Autor: Stefan Lutter

Deutschland, Dienstag, 11. August 2026

Die Bundesregierung plant ab 2028 die Einführung einer Kapitalrente als Teil der Rentenreform. Ein neues System aus Aktienfonds und Zusatzbeiträgen soll das Rentenniveau langfristig sichern.
Ab 2028 plant die deutsche Bundesregierung mit der Einführung einer Kapitalrente eine Rentenreform, die durch Aktienfonds und Zusatzbeiträge langfristig das Rentenniveau sichern soll.


Immer weniger Beitragszahler finanzieren immer mehr Rentner – der demografische Wandel hat das Fundament der gesetzlichen Rentenversicherung in Deutschland nachhaltig erschüttert. Die gesetzliche Rentenversicherung steht damit vor einer strukturellen Zerreißprobe. Mit der Kapitalrente reagiert die Bundesregierung auf diesen Druck: Ein Teil der Rentenbeiträge soll künftig nicht mehr direkt an heutige Rentenempfänger fließen, sondern am Kapitalmarkt angelegt werden.

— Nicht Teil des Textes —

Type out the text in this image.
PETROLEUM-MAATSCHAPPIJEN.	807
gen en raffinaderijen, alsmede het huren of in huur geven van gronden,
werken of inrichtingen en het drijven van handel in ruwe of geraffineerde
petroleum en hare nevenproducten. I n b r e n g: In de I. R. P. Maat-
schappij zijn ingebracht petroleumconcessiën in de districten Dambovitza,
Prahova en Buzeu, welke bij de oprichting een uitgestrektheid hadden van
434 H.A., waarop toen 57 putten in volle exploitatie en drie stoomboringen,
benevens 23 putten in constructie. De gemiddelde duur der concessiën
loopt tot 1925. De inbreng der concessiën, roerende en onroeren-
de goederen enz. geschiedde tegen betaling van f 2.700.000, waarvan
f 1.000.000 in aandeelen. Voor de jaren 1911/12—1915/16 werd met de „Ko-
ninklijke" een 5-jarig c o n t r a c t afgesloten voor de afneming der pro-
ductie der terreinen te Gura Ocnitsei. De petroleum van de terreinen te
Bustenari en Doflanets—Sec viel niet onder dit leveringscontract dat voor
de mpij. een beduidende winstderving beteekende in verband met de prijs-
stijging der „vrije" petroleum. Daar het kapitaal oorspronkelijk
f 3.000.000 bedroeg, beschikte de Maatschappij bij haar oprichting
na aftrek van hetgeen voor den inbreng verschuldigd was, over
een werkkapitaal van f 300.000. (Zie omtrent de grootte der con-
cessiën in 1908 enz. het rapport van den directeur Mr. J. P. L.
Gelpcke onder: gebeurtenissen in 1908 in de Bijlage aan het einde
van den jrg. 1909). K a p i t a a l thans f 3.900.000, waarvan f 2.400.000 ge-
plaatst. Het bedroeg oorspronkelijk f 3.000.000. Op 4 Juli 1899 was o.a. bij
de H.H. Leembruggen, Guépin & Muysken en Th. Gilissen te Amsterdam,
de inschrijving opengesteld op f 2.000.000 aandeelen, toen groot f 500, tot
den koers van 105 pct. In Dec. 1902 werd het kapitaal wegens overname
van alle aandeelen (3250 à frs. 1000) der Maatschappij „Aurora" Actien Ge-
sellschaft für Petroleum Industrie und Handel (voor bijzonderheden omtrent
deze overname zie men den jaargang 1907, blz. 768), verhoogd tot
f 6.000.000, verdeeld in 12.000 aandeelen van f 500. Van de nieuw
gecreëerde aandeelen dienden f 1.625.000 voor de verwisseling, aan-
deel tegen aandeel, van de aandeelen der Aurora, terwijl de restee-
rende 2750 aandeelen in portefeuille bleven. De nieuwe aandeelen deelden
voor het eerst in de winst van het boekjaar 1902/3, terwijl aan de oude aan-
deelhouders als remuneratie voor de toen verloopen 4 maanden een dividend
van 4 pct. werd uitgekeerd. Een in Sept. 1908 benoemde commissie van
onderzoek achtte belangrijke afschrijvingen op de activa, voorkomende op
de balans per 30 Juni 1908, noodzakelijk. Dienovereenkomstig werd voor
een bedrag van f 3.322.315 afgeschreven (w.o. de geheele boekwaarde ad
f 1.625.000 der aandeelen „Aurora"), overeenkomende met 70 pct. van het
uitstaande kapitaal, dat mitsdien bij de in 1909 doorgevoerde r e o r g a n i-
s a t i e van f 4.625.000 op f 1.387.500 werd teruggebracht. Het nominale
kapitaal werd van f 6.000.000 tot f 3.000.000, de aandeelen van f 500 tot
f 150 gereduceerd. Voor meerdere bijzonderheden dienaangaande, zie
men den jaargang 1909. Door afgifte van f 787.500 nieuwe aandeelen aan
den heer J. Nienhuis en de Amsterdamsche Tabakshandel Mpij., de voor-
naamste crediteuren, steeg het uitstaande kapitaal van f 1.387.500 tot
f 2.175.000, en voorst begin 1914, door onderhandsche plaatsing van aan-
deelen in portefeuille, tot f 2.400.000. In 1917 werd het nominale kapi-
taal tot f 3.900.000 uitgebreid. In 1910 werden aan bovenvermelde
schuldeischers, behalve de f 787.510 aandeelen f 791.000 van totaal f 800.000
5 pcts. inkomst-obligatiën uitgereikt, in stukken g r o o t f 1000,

Grundlage der Kapitalrente als Teil der großen Rentenreform 2026 sind laut dem Bundesministerium für Arbeit und Soziales 33 Empfehlungen der Alterssicherungskommission, die am 23. Juni 2026 an Bundeskanzler Friedrich Merz und Arbeitsministerin Bärbel Bas übergeben wurden. Sämtliche 33 Empfehlungen beschloss der Koalitionsausschuss am 2. Juli 2026 vollständig umzusetzen. Das Gesetzgebungsverfahren soll nach der parlamentarischen Sommerpause starten – ein Abschluss bis Ende 2026 ist das erklärte Ziel der Bundesregierung, gilt angesichts der rechtlichen Komplexität jedoch als ambitioniert. Neben der Kapitalrente enthält das Reformpaket weitere weitreichende Einschnitte: Das reguläre Renteneintrittsalter soll ab 2041 schrittweise auf 67,5 Jahre steigen, und auch bei Steuern und Kindergeld plant die Regierung Änderungen.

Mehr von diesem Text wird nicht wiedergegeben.